Hydrogen Peroxide Emission Problems from Sterilizers

The previous ChemDAQ blog discussed continued off-gassing of plastic parts sterilized in a hydrogen peroxide sterilizer as reported by Rika Yoshida, Hiroyoshi Kobayashi at a recent conference of the World Formum for Sterile Hospital Supply. This presentation also discussed hydrogen peroxide vapor emissions from hydrogen peroxide sterilizers. The sterilizers included several models of Sterrad® sterilizer from Advanced Sterilization Products, and the V-Pro1TM from Steris. The authors have also published some of these results in the Japanese Journal of Environmental Infections, and a full text copy of their paper is available.

The investigators measured the hydrogen peroxide concentration inside a sterilizer immediately after the end of the cycle, when people would be reaching in to remove the load, and found very high concentrations (34 ppm Sterrad 100S; 60 ppm Sterrad 200; and 13 ppm V-Pro1) in some cases close to the NIOSH Immediately Dangerous to Life and Health value of 75 ppm. Since the time to unload a sterilizer is fairly short, a single exposure will probably not exceed the OSHA PEL of 1 ppm calculated as a time weighted average over 8 hours, but it would probably exceed the 3 ppm 15 minute short term exposure limit found in some states (Washington and Hawaii) and even the OSHA PEL may be reached in a busy facility for someone running multiple loads a day.

ChemDAQ has received many reports from users detailing hydrogen peroxide emissions when the sterilizer door is opened at the end of a cycle.

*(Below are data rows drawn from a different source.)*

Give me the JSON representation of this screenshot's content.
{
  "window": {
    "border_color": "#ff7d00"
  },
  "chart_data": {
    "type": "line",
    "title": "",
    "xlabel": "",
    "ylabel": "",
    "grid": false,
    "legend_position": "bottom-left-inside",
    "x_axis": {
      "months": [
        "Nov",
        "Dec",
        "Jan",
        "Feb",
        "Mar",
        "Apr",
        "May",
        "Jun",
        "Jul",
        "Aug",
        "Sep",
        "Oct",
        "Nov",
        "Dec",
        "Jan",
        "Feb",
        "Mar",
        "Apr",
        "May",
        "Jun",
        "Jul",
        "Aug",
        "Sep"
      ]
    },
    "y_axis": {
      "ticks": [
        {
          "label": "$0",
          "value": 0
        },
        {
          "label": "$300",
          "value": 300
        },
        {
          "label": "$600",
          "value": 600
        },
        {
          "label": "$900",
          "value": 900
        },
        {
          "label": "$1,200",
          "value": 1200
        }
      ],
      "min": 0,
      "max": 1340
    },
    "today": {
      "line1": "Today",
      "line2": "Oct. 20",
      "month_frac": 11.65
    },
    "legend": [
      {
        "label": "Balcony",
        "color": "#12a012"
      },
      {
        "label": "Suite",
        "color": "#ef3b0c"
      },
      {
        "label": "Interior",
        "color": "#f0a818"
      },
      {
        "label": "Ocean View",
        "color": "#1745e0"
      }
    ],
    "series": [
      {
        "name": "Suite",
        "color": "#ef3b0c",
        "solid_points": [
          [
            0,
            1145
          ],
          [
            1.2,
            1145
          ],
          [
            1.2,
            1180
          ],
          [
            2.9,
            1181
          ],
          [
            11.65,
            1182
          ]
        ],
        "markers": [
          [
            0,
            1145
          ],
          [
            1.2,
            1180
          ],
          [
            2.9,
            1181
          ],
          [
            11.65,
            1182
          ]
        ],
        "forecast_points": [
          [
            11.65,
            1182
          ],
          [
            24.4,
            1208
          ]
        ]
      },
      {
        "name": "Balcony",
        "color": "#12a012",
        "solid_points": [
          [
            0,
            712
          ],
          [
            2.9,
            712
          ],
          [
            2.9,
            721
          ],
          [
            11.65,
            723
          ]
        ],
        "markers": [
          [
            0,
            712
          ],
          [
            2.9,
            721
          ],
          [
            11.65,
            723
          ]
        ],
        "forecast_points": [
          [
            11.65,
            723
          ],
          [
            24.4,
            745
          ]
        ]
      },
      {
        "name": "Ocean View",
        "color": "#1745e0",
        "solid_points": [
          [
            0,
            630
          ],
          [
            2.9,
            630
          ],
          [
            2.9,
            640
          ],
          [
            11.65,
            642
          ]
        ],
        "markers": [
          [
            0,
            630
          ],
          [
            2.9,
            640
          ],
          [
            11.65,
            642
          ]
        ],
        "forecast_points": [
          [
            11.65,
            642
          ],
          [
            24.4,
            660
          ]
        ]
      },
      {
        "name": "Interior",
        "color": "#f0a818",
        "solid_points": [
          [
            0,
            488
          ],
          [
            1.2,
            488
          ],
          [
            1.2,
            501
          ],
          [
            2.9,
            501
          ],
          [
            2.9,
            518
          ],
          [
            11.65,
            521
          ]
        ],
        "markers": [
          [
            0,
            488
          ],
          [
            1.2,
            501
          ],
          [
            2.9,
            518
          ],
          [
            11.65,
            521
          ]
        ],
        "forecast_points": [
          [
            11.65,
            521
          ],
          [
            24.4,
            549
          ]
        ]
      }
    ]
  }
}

A typical ChemDAQ installation the sensor is placed on top of the sterilizer and so the concentration measured will be much lower than would measured from a sensor placed inside the sterilizer chamber because the vapor gets diluted by the time it reaches the sensor.

Users often see small increases in hydrogen peroxide concentration, usually less than 1 ppm, though one model of sterilizer was found to emit much higher concentrations (~30 ppm) each time the door was opened. In this case, the hospital had four sterilizers, all new, all showing the same behavior. The manufacturer was unable to solve the problem and the hospital now instructs their technicians to open the sterilizer door at the end of the cycle and leave the area until the ChemDAQ monitor shows that it is safe to return.

Rika Yoshida, Hiroyoshi Kobayashi began their investigation in response to complaints of eye and respiratory system irritation from healthcare workers using hydrogen peroxide sterilizers. There are many similar reports of eye and respiratory system irritation from hydrogen peroxide sterilizers in the FDA’s MAUDE database and so it is likely that the results reported in their paper are not unique.

For many years ChemDAQ has been pointing out that all sterilant chemicals are potentially hazardous since they are designed to kill all microorganisms and therefore we recommend that all sterilant gases and vapors should be monitored.